The supporting cast is really good: the older women, Kristin Scott Thomas as Diana and Saskia Reeves as Catherine Standish in particular would be hard to replace. The younger ones are good, especially Jack Lowden as River Cartwright, the grandson of David Cartwright, now retired and bonkers but once a respected high-up in MI5. In Series One and Three, Sophie Okonedo was a satisfyingly nasty ‘First Desk’, aka MI5’s boss. No spoilers. But at some points I absolutely expected her to go 'mwa-haha!' She was always one of the ones to watch: who was she going to shaft next? Lucky for us viewers, our favourites have Lamb at their back, burping, farting and occasionally using a gun effectively.
'Oldman has found his unicorn: no-one will ever be able to follow him in the role. He is having such obvious naughty fun being Lamb, farting, swearing, all greasy straggly hair and unwashed clothes.'
So, given that Slow Horses is so well executed and such great fun to watch, what can stand next to it? Obviously Bosch, which if you haven’t seen, is one of the greatest crime series ever televised bar none, if only for the strange and wondrous names you’ll encounter. Harry (actually short for Hieronymus) Bosch is played by the excellent Titus Welliver, whom I recognised as a really psychopathic villain in an ep of that also-laudable series The Mentalist. This is an actor with range indeed.
But to Sherlock Holmes and Endeavour. The latter is a prequel to the John Thaw Inspector Morse series. Set in the 1960s in Oxford, it recreates the time in a way that shows respect for more than the look of the time – it faithfully offers dialogue that at times would now be considered sexist and racist. In today’s over-regulated drama environment, all such snippets of verité would be either omitted or used as a vice-signal, the opposite, one might say, of a virtue-signal. It’s a salutary reminder of how things have changed, especially acceptable public dialogue in the arts, but contemporary acceptability is rarely conducive to historical authenticity. I’m put in mind of the recent puzzling and concerted attacks on the character of the actress Blake Lively. Some interviews she gave 13 years ago have been unearthed and are being used as ‘evidence’ that she doesn’t fit the criteria of public political correctitude in 2024, even though the terms she used were in wide use at the time. Such attitudes have a chilling effect on people trying to recreate a drama in a historical time and place.

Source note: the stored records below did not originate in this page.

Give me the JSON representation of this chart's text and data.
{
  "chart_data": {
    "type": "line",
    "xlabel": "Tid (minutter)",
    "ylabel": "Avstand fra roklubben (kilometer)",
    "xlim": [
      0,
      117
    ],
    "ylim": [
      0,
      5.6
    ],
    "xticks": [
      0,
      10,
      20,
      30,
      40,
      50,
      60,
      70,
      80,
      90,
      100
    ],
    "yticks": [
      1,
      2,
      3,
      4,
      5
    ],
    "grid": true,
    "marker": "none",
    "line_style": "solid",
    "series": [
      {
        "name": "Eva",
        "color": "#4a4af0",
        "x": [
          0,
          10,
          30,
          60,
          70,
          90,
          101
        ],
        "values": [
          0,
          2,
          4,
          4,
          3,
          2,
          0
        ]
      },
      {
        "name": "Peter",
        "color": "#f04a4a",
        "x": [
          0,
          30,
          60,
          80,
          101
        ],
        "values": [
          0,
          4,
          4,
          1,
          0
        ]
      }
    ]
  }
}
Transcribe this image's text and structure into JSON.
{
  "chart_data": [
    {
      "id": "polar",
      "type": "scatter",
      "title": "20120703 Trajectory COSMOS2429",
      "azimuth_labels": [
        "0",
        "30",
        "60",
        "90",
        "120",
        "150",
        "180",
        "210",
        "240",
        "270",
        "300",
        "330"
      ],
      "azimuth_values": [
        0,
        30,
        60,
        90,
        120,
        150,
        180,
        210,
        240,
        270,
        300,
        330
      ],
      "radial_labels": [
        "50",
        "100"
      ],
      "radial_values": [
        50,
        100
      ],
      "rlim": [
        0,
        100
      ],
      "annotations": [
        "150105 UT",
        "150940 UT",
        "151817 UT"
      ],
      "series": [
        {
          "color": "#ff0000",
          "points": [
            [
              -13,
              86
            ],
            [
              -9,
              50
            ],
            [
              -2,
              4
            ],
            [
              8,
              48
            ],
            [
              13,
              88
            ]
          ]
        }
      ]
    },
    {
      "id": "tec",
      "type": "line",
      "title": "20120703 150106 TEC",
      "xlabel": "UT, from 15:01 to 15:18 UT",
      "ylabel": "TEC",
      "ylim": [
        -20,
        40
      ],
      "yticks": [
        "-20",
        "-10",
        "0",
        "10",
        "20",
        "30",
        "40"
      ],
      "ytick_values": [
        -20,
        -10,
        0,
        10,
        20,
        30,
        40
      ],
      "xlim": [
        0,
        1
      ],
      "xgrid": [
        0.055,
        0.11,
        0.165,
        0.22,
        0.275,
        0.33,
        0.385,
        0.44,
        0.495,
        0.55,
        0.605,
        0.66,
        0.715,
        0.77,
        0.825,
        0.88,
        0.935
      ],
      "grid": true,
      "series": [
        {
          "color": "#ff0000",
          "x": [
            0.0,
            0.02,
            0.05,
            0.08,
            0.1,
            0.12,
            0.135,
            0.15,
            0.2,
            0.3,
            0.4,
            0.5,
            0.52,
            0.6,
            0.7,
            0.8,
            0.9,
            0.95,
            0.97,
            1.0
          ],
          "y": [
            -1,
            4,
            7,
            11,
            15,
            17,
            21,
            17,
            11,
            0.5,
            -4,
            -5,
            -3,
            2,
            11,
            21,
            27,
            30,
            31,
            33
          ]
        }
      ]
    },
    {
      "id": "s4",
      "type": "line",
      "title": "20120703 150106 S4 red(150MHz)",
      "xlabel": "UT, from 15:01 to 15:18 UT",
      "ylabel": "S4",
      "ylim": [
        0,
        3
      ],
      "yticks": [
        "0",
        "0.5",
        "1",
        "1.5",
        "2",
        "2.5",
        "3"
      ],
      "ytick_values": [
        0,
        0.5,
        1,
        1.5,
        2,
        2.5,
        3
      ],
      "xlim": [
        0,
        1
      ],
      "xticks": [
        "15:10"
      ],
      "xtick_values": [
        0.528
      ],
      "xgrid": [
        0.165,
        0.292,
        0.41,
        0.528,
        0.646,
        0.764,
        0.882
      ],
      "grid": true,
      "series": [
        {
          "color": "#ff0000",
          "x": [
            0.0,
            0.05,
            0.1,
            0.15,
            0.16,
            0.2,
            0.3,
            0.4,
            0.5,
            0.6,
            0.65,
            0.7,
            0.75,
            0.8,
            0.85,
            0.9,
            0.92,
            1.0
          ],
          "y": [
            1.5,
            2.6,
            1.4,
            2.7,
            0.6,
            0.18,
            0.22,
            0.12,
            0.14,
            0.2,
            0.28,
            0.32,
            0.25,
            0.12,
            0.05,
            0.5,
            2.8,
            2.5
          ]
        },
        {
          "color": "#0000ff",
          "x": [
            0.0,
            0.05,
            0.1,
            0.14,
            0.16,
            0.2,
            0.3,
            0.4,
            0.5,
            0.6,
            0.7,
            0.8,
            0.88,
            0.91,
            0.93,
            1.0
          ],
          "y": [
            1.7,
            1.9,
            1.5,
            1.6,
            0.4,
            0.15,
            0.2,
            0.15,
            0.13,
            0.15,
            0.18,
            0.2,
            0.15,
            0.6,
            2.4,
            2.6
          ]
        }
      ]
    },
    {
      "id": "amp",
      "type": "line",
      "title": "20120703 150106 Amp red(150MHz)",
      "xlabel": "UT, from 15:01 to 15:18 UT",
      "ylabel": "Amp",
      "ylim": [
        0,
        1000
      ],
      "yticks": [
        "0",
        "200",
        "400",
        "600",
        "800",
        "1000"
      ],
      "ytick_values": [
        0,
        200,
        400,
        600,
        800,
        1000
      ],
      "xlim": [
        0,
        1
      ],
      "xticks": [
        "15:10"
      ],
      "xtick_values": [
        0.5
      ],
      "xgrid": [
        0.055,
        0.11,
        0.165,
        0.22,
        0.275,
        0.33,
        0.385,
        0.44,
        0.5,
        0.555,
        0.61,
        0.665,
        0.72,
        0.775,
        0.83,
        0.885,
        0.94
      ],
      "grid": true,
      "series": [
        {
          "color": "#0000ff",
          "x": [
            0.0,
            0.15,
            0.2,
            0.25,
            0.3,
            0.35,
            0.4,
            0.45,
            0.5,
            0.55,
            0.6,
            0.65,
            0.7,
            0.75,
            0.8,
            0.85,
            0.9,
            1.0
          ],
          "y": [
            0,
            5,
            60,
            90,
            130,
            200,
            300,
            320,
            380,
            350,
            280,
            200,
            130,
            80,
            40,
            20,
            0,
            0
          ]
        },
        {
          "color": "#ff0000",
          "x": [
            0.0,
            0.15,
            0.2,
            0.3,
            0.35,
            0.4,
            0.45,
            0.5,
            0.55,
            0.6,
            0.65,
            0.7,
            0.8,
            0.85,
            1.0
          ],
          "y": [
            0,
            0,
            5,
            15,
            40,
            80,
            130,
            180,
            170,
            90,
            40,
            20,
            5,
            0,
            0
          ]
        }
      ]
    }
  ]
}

There was very little tyranny of this kind in the mid 1980s when Jeremy Brett was cast as Sherlock Holmes. There was, for anyone who remembers those times, a vivid sense of improving liberation, of hope in a better world even as we deplored Thatcher’s and Reagan’s economic slash-an- burn of public ownership. There was very little to stop people saying how they felt, what they wanted from life and politics and certainly there was a sense of progressing towards tolerance and acceptance of gay people and fairness to women. But speech was not policed, as far as I remember. The Adventures of Sherlock Holmes was created by John Hawkesworth and is a monument of authenticity. The books were more faithfully evoked than any other rendition before and especially since. Like Gary Oldman, Jeremy Brett inhabited the character intensely and recreated a character with a verisimilitude that gladdens the heart of the grumpiest aficionado of historical literacy.
(And just to save youse all the trouble of commenting: don’t even try to talk to me about the Beneflop Cumbersome abomination; I can’t abide it and the family will have more ammunition for their complaints about my complaints … you get the picture. But I insist that I am easy to live with. Just ask my latest shrink.)
Juliette Hughes is a freelance writer.